Ob daraus die gewünschte Anerkennung folgt, wird später entschieden und steht auf einem anderen Blatt. Da ich aber das Prinzip Hoffnung, als in die Zukunft verlagerte Existenzform ablehne, versuche ich mit jedem neuen Bild ein Stückchen weiter zu kommen. Also heißt es: Durch Arbeit weitere Fehler machen, diese erkennen und sie möglichst kein zweites Mal machen. – Oft ist aber Weg dorthin entmutigend und nur zu selten ermutigend. Aus den wenigen Momenten jedoch beziehe ich aber die Kraft für alles weitere Tun.

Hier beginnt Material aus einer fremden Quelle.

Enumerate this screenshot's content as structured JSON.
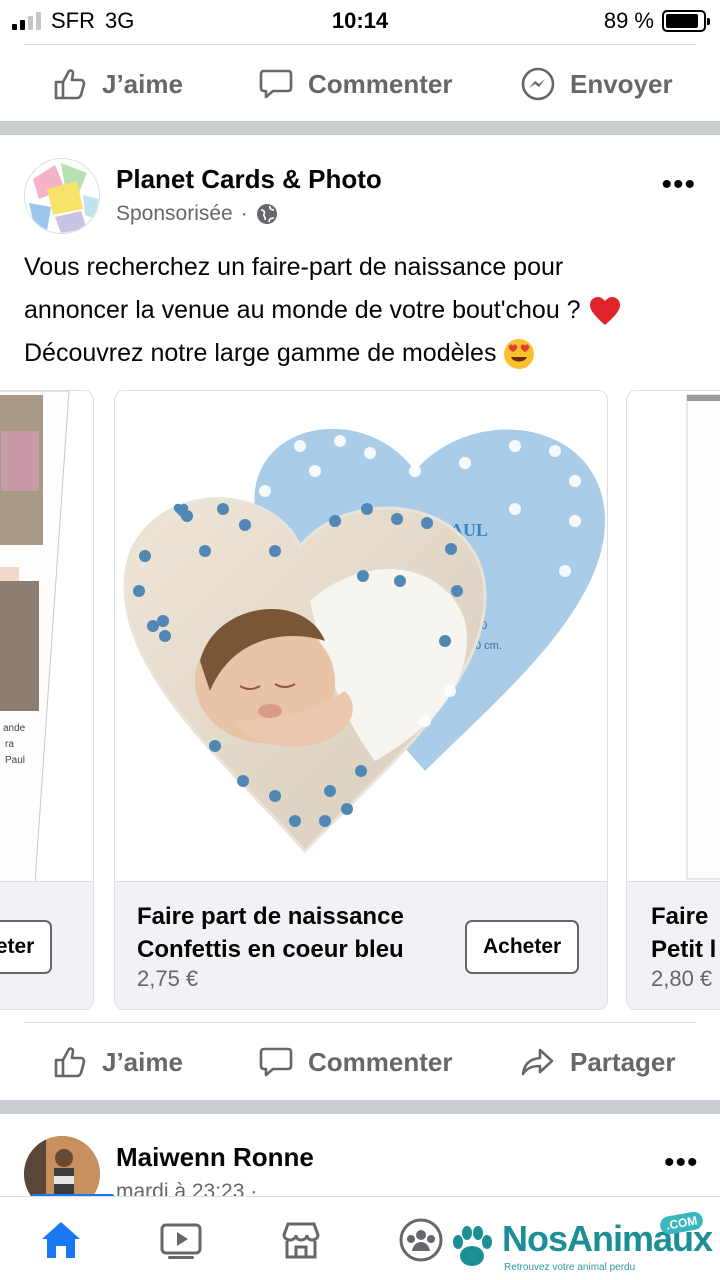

Und ja, ich versuche gesund zu bleiben! So lang es eben geht. Früher, als ich noch ein junger Knabe war, dachte ich für mich selbst, wie altbacken und langweilig ein Leben sein muss, um sich Gesundheit zu wünschen. Heute sehe ich, dass es auch ein Zeichen dafür ist, dass man älter geworden ist.
T: Welche Geschichte aus Deinem Leben wolltest Du schon immer mal erzählt wissen – und dadurch für die Nachwelt aufgehoben wissen?
K: Nein, im Grunde habe ich nichts zu sagen, mitzuteilen oder dergleichen. Ich glaube ohnehin, dass wir Menschen aus uns heraus nichts Bedeutendes, nichts Erhabenes vermitteln können. Nichts! Wir können aber aus einem gesteigerten Interesse an Anderen, an Größeren Erkenntnisse gewinnen, die für uns Persönlichkeitsbildend sind. Dafür brauchen wir Vorbilder, an denen wir uns reiben, aufbauen und entwerfen können. Und falls wir uns jemals zu einem wirklichen Menschen entwerfen können, sollten wir uns nicht scheuen, unsere Vorbilder, unsere Lehr- und Lebemeister zu benennen.
T: Gibt es ein Motto, nach dem Du lebst? Richtinien, Werte, Weisheiten? Dann los – wir sind gespannt.
K: Nein, es gibt keine Motto, keine Richtlinie, keine Ideologie nach der ich lebe. Ich weiß heut lediglich, dass sich die Dinge zu schnell ändern können, um mit einer Lebensmaxime, einer Philosophie oder einem – wie auch immer gearteten – Glauben zu begegnen und durchs Leben zu gehen. Auf der anderen Seit bin ich bin dafür, dass man sich mit ihnen beschäftigen soll – aber man sollte ihnen nicht aus Überzeugung anhängen, insofern ihnen nichtideologisch gegenübertreten.